Sunday, November 06, 2011

Adjusting to India

When i moved back to India from the US 3 years back, i did it because i wanted to. It is one of those decisions you can't really fully explain. Why do people leave comfy jobs to join rockbands or go on world tours or climb mountains or have kids for that matter.

Changing a country is bound to be eventful. And with difference as drastic as between India and US, you are guaranteed some jolts. But a lot of people seem to be trying it out now-a-days. Consider this account.

Why I Left India (Again)
The idea that you can fix India’s problems by adding more people to it — even smart people — is highly suspect. No, I wasn’t going back to fix things; I was leaving the U.S. to go back to Shri Thomas Friedman’s India: an India that offered global companies, continental food, international schools and domestic help; an India that offered freedom from outsourcing and George W. Bush.
India is a poor country. There are millions of poor and hungry people around. As sad and ugly as it may be, that is the truth. And so is the fact that you are not one of them. I guess this guy didn't quiet expect that, hence he had to head back. His was a problem of being rich in a poor society. Being one of the very few fortunate ones among millions born in poverty and misfortune.

You don't think it's a problem? I can assure you it is. At least for people who can and will, think. There are ways of solving it though. You can ignore their plight, you can rationalize their situation saying life is not fair or that its not your concern anyways. Believe me, i have tried them all.

Sadly, none of them work. The only way to be among the haves, be empathetic towards the have-nots and still keep your conscience intact, is to act. It does not matter how small or insignificant your contribution, as long as its genuine. And there are plenty of opportunities to act. That is what excites me about India. Most efforts will fail, some will succeed. In the end all that will matter is that did you sit on the fence looking pretty, or did you act.

Hawkers Plaza

There are some places in Pune that people from outside Pune love to hate. Like the पेठ areas. सोमवार, मंगळवार, बुधवार, ..., रविवार, गंज, नारायण, सदाशिव (Yes, the last name is in bold. This will suffice.). Why?
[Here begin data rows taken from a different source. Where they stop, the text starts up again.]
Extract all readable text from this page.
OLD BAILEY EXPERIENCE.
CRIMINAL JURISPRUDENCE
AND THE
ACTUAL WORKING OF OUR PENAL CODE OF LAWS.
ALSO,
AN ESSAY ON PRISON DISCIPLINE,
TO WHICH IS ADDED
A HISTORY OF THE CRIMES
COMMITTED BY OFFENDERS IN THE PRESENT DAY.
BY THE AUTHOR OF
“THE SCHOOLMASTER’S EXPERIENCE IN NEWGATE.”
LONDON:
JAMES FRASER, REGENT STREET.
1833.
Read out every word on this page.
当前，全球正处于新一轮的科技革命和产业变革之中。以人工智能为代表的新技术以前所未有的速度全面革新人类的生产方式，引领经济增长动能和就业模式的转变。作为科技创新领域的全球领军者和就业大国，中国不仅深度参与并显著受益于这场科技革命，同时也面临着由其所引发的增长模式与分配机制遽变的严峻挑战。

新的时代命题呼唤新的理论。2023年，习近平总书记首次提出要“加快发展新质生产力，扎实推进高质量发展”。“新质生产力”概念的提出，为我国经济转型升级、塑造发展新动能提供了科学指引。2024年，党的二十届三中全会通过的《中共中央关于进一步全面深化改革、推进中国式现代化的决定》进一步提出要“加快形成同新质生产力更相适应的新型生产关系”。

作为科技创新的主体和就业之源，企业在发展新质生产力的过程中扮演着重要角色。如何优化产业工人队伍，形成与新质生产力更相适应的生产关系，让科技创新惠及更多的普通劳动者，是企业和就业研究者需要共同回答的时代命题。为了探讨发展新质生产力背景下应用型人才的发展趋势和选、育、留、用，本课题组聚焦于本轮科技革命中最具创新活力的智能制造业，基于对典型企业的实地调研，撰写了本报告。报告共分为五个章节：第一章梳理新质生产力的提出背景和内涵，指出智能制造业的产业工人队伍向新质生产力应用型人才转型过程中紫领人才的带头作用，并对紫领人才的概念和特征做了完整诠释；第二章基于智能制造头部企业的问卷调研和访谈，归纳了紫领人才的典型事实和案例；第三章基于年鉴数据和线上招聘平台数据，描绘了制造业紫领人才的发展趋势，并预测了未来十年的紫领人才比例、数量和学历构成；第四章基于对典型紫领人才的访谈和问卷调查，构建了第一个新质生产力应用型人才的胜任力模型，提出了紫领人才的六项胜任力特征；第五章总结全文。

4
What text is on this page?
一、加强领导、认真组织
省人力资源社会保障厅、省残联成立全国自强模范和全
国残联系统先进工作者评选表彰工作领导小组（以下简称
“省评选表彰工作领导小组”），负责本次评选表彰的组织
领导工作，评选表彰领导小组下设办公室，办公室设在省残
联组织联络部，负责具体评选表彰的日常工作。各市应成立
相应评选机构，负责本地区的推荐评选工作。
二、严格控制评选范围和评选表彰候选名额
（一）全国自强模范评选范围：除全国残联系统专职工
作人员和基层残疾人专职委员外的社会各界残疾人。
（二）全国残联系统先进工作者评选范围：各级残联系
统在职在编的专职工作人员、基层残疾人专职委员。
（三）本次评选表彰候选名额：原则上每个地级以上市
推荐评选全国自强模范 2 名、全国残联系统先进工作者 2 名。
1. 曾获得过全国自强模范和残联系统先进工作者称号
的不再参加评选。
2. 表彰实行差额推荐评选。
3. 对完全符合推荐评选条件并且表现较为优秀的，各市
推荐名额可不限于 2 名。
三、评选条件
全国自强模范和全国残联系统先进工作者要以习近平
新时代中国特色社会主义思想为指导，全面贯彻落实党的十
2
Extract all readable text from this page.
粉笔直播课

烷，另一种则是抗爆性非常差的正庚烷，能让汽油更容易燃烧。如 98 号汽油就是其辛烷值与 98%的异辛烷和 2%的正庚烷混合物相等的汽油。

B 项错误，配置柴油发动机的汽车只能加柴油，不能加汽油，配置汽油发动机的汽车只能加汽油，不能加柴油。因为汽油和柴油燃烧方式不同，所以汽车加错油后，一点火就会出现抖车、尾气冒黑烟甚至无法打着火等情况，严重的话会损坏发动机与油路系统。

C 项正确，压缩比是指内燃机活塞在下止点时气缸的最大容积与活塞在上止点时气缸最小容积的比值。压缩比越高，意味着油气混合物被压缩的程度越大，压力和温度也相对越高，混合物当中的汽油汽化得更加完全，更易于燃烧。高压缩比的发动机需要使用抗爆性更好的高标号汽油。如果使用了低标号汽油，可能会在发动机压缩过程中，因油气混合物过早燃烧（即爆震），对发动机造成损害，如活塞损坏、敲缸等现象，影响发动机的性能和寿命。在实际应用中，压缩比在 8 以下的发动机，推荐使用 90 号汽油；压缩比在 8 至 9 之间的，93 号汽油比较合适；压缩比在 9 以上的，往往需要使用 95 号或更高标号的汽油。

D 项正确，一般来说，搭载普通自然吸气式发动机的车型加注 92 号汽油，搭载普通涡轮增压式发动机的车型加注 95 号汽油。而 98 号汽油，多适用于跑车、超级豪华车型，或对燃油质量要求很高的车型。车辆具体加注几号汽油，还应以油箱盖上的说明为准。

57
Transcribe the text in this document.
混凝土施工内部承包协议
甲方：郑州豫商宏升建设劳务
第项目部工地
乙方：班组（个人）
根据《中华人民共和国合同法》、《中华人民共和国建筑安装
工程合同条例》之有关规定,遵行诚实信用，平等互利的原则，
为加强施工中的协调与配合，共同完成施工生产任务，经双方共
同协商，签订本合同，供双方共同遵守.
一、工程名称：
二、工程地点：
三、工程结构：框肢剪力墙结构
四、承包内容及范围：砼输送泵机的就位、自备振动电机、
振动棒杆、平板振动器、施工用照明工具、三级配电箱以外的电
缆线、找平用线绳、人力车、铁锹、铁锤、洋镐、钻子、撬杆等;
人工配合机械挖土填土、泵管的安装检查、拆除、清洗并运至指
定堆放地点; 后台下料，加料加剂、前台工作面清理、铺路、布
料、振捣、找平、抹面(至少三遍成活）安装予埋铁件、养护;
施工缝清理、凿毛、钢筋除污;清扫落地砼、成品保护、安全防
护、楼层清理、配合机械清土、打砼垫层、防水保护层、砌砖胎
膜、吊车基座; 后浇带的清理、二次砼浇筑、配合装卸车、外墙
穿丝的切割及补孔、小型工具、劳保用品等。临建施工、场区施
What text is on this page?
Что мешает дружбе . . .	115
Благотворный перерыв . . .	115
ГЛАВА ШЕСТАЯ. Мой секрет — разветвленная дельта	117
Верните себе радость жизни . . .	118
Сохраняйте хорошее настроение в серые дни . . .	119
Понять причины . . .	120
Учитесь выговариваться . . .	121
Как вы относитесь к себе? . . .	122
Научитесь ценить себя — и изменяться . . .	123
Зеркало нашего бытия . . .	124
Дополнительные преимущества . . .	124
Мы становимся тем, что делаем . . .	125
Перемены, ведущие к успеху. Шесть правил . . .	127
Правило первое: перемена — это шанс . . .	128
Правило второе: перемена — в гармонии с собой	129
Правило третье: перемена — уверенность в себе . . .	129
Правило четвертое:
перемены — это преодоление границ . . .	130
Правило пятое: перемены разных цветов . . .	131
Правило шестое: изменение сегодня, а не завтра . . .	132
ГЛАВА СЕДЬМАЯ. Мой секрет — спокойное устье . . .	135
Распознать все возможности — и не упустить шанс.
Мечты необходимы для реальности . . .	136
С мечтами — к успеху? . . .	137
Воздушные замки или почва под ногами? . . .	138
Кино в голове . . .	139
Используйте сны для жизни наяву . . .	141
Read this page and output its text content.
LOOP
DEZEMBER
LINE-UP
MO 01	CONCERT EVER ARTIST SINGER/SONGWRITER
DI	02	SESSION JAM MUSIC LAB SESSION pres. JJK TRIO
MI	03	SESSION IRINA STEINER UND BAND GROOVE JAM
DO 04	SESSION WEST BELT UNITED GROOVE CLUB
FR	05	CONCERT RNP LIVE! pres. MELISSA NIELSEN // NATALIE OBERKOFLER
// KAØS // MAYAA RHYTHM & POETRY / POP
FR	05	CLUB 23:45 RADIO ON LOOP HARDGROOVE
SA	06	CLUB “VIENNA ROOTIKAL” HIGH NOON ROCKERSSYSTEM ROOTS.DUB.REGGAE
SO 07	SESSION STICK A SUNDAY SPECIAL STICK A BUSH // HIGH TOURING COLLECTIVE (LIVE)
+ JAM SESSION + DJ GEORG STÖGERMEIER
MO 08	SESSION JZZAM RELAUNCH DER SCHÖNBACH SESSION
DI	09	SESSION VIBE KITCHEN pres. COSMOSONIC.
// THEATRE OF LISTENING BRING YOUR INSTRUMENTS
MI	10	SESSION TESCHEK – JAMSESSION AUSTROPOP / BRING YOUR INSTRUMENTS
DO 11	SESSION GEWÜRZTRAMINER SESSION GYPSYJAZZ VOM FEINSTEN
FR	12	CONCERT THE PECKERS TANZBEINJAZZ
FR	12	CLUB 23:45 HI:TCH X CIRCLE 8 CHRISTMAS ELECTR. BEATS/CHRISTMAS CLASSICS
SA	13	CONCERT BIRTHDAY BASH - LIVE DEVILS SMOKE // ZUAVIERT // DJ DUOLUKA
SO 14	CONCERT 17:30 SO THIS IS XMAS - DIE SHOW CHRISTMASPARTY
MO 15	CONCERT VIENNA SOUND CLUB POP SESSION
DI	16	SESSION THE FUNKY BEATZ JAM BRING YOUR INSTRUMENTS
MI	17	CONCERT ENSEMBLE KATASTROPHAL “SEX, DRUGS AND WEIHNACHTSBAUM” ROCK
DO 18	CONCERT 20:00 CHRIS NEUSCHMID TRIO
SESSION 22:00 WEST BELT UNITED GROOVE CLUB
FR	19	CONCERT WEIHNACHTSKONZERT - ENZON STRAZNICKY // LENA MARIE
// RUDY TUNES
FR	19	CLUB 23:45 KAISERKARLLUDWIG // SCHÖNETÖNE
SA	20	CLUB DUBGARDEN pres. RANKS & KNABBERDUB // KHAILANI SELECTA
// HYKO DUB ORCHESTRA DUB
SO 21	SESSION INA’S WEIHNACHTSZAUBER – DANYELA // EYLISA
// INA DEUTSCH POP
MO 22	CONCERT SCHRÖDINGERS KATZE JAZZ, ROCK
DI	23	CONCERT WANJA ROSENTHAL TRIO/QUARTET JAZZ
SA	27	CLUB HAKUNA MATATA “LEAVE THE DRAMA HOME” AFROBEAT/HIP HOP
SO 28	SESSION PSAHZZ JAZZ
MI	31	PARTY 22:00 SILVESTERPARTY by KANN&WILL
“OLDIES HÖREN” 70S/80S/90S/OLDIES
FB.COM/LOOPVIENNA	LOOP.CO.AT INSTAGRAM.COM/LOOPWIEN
The roads are too small, the people are too many, its all just too chaotic. The अस्सल पुणेकर on the other hand, not only loves these areas, but does not consider anything else as the real Pune (खरं पुणं लकडी पुलापाशी सुरु होऊन तळ्यातल्या गणपतीपाशी संपते ! कसे?).

The critique of these non-resident Punekars (:P) is not entirely incorrect. Yes the roads are too narrow (Not much we can do about them. Unless you want to tear down Vishrambaug Wada to widen Bajirao Road. Not a good idea.). Yes the traffic is utterly chaotic (this, we can certainly improve). Hence i was elated when i read that they are planning to implement a 'No Vehicle' zone and one-ways on few of the roads, in this central business district (seems more stylish now, don't it?) of Pune.

I was at the breakfast table reading this news and my Dad walks in. He has been working in this area all his life so i quickly splurt out the good news. His exact response being "Pedestrian Plaza कसला, Hawkers Plaza करून ठेवतील लेकाचे ! Scheme बंद पडेल थोड्या दिवसात आणि hawkers तसेच राहातील. मं आत्ता आहे ते काय वाईट आहे?" I was a bit stunned and very much dismayed by his cynicism. Why can't he be a little more optimistic? After all this is the corruption-fighting, formula 1-racing, 8% growth-maintaining young new India that we are talking about here.

But he is most probably right. Look at what happened to MG Road back then (when i was in school perhaps). Look at what is happening to FC Road right now, as we speak.

The road was turned into a one-way street. Good thing. The footpaths were widened. Excellent thing. One enterprising young fella thought of selling pani-puri on this nice big footpath. He did brisk business. When the police, anti-encroachment guys came along, he didn't mind sharing his profit. A hundred more book-sellers, chocolate toast vendors and juice sellers joined him. Now, good thing or bad thing?

If you ask me, i enjoy the tasty (and unhygienic) food and the cheap books they sell. As long as they sell, most people will buy. Plus i am young enough to dodge cars and jump over pot holes when the footpaths are occupied by these stalls. But what about my आजोबा and आजी? Well, who cares :(

It also seems a bit unfair to evict the street vendors once they are entrenched (not that its possible anyways). So the solution is not to allow any encroachment of footpaths in the first place. But are the authorities serious enough about this? Ofcourse not!

Update: Not sure if this is good news or bad news, but the thing is cancelled for now.